Tower of London moat
The moat is drained in 1845
The Duke of Wellington was Constable of the Tower from 1826 to 1852. Under his invigorating leadership the increasingly smelly and sluggish moat was drained and converted into a dry ditch.
The Waterloo Barracks
The Grand Storehouse was destroyed by fire in 1841. The Duke arranged to clear the rubble and started work on a huge new barracks, to accommodate a thousand men.
The Chartist threat
London 1840s was the scene of rallies and disturbances by Chartists demanding electoral reform. The Tower exerted its traditional role of state power over the people, probably for the last time.
More defences were constructed, including a huge brick and stone bastion that finally succumbed to a Second World War bomb, but the Chartist attack never materialised.
The institutions depart
It was also at the beginning of this century that many of the Tower’s historic institutions departed. The Royal Mint was the first to move out of the castle in 1812, followed by the Menagerie in the 1830s, which grew to become London Zoo. The Office of Ordnance was next to leave in 1855 and finally, the Record Office relocated in 1858.

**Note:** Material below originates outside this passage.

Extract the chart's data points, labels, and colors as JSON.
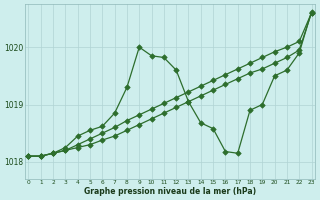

An increasing interest in the history and archaeology of the Tower led to a process of ‘re-medievalisation’ in an attempt to remove the unsightly offices, storerooms, taverns, and barracks and restore the fortress to its original medieval appearance.
The new ‘medieval’ Tower
The way the Tower looks today is largely thanks to a 19th-century fascination with England’s turbulent and sometimes gruesome history.
In the 1850s, the architect Anthony Salvin, a leading figure in the Gothic Revival, was commissioned to restore the fortress to a more appropriately ‘medieval’ style, making it more pleasing to the Victorian eye – and imagination. Salvin first transformed the Beauchamp Tower to make it suitable for the public display of prisoners’ graffiti, refacing the exterior walls and replacing windows, doorways and battlements.